Nous avons bien maîtrisé le match, jusqu’à on soit en supériorité numérique. On a déjà connu ça dans notre saison, c’est un de nos paradoxes. À quoi est-ce dû ? Je n’en sais trop rien. Peut-être à une petite baisse de concentration ? On a peut-être confondu vitesse et précipitation. On a déjà joué des matchs contre des équipes à 10. Elles ont un petit retour de flamme et jouent crânement leur chance. Je n’oublie pas non plus qu’on a eu de la réussite sur deux coups de pied arrêtés. Nous n’avons plus notre destin en main. Si on veut avoir un petit espoir de jouer quelque chose sur la dernière journée, il fallait gagner nos trois matchs. C’est le challenge que j’avais fixé aux joueurs. On a bien démarré ce mardi, il reste Caen et Pau. On verra bien ce qui se passera contre Dunkerque. L’autre objectif est d’assurer la troisième place en remportant deux victoires. En attendant, ce soir, je suis satisfait de l’investissement et du comportement des joueurs, de la qualité montrée par moments, même si nous avons souffert en seconde période.

Comment expliquez-vous votre baisse en seconde période ?
Il y a tout qui joue. On a des retours de joueurs qui ne sont pas à 100% sur le plan physique. Aujourd’hui, j’avais décidé de changer deux joueurs par rapport au match à Paris, car il faut les intégrer de façon à ce qu’on puisse leur donner du rythme et avoir une majorité de joueurs à 100%. Les joueurs qui n’ont pas démarré contre Le Havre n’avaient pas démérité sur le match à Paris (Diakité et Bayo, ndlr). Certains joueurs sont moins touchés que d’autres par la Covid et reviennent plus vite. Il y a aussi la tension et la pression qui entrent en ligne de compte.

Dans quel état psychologique est votre effectif ?
C’était compliqué de préparer ce match. Dès le lendemain du match contre Paris, plein de joueurs disaient que ce n’était pas fini. On s’est tous mis en mode “il va se passer quelque chose”. Mais pour qu’on puisse rêver, il faut qu’on batte Caen et Pau. Peut-être alors qu’il se passera quelque chose lors de la dernière journée.

La victoire de Clermont à Grenoble vous a-t-elle mis un coup ?
Je ne sais pas, je n’en ai pas parlé à mes joueurs. Personnellement, je n’ai pas regardé le match. J’étais juste tenu au courant quand même. On a déjà affronté Clermont et Grenoble et je préfère rester concentré sur les échéances qui sont les nôtres. Mathématiquement, on sait que si les deux équipes qui sont devant font carton plein, il n’y aura pas moyen de monter directement. Par contre, il y a un autre moyen, les barrages, et il faut gagner encore un match pour être sûr de finir troisième.
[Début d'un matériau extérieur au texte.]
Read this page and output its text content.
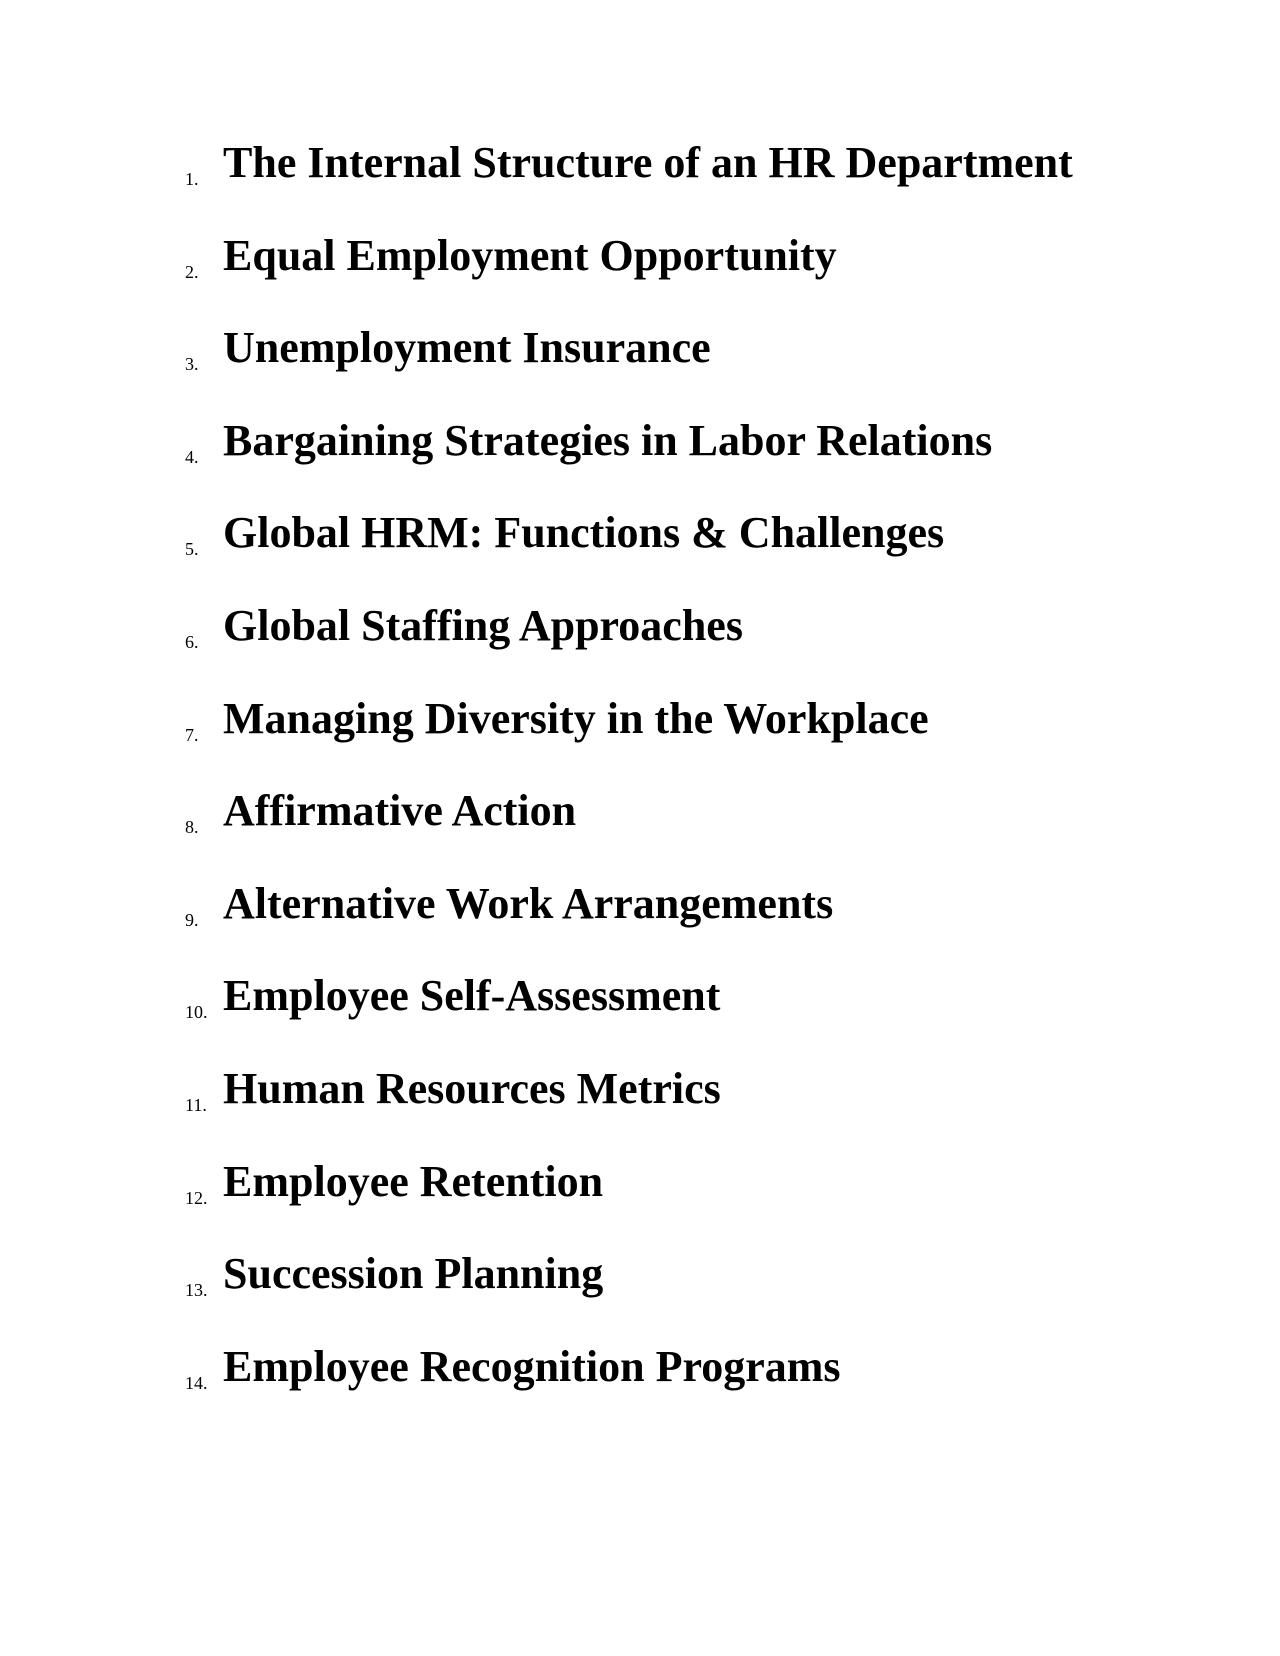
1. The Internal Structure of an HR Department
2. Equal Employment Opportunity
3. Unemployment Insurance
4. Bargaining Strategies in Labor Relations
5. Global HRM: Functions & Challenges
6. Global Staffing Approaches
7. Managing Diversity in the Workplace
8. Affirmative Action
9. Alternative Work Arrangements
10. Employee Self-Assessment
11. Human Resources Metrics
12. Employee Retention
13. Succession Planning
14. Employee Recognition Programs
Un mot sur Maxime Dupé, héros de la seconde période ?
Il nous a habitués à ça. Quand on prend sa progression depuis le début de la saison, il est devenu un élément essentiel. Vous ne pouvez pas faire une bonne saison sans un grand gardien. Max, il a pris une ampleur et une dimension depuis qu’il est avec nous. Il a eu la Covid et n’a pas eu beaucoup de séances d’entraînement, mais il a cette expérience et nous fait l’arrêt au bon moment. Sur ce match, il a également la réussite qu’il faut et que les grands gardiens ont.